[Feb. 10 concert CANCELED] Polish string quartet, Dutch Baroque ensemble offer February concerts
Ensembles hailing from Poland and the Netherlands bring classical music to Bates College in February.
One of the most remarkable international string quartets to emerge from the 1990s, Poland’s Szymanowski Quartet performs pieces by Bacewicz, Haydn, Mozart and namesake Karol Szymanowski at 7:30 p.m. Tuesday, Feb. 10. This Feb. 10 concert has been canceled due to the snowstorm.
Later in the month, the Dutch Baroque ensemble Musica ad Rhenum, known for deeply emotional and personal performances, reinvigorates 18th-century classics of Bach on 7:30 p.m. Friday, Feb. 27.
Both concerts take place in the Olin Arts Center Concert Hall, 75 Russell St. Admission to each is $15, available at batestickets.com. A limited number of free tickets are available for students and seniors 65-plus at bit.ly/oacbates. For more information, please contact 207-786-6135 or email@example.com.

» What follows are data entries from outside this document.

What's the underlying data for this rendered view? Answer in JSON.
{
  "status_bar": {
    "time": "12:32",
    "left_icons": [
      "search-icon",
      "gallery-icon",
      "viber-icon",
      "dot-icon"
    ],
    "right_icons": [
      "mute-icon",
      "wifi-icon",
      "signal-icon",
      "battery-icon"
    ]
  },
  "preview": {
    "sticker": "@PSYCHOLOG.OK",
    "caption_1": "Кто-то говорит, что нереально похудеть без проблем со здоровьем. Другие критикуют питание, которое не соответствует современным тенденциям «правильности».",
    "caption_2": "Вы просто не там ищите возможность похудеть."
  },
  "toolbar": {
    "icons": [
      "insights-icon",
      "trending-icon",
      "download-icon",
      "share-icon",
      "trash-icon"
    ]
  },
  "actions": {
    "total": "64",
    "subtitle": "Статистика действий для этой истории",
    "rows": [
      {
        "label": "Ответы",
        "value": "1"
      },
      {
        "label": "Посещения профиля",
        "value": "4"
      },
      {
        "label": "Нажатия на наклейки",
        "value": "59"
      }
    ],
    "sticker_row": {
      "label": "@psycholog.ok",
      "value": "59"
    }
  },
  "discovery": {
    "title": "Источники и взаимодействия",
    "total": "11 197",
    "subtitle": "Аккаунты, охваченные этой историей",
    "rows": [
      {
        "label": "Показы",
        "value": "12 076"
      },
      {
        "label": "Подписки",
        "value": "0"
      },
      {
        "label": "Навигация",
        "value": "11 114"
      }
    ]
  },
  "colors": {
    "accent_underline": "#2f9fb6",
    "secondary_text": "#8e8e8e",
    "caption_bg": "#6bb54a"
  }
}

Named for Poland’s most famous composer after Chopin, the Szymanowski Quartet was founded in 1995 and has performed in major venues around the world. Tom Huizenga of The Washington Post applauded the foursome’s “warm sound, smart musicianship and detailed interpretations.”
“All professionals perform with intensity, but playing from the heart is another matter,” wrote Bernard Holland of The New York Times. “It was hard not to fall in love with the Szymanowski Quartet at the Frick Collection on Sunday afternoon.”
The quartet’s recordings include a CD of Haydn, Bacewicz and Dvořák and the classical/jazz crossover Pure Desmond. In 2009 the quartet launched a series of three CDs focusing on Karol Szymanowski. Recent recordings include music of Zelenski and Zarebski released on Hyperion in December 2012.
Taking their name from the Latin for “music from the Rhine,” Musica ad Rhenum is influenced by the 18th-century music of the European cities that lined the Rhine River, such as Basel, Switzerland, and Cologne, Germany. Emerging from Amsterdam in 1992, the ensemble plays period chamber music on historically accurate instruments — traverso (a type of wooden flute popular during the Baroque era), harpsichord and cello.
Music critic Donald Rosenberg described Musica ad Rhenum’s performances as “triumphant blends of refinement and bold personality.”
While the group honors the original intent of the composer, they also infuse the pieces they play with their own creativity, delivering high-energy performances that have proven that Baroque music can be fresh, expressive and relevant to today’s world. The world agrees; Musica ad Rhenum has played internationally, including shows in London, Madrid, New York, Berlin and Vienna. The ensemble has recorded more than 30 albums.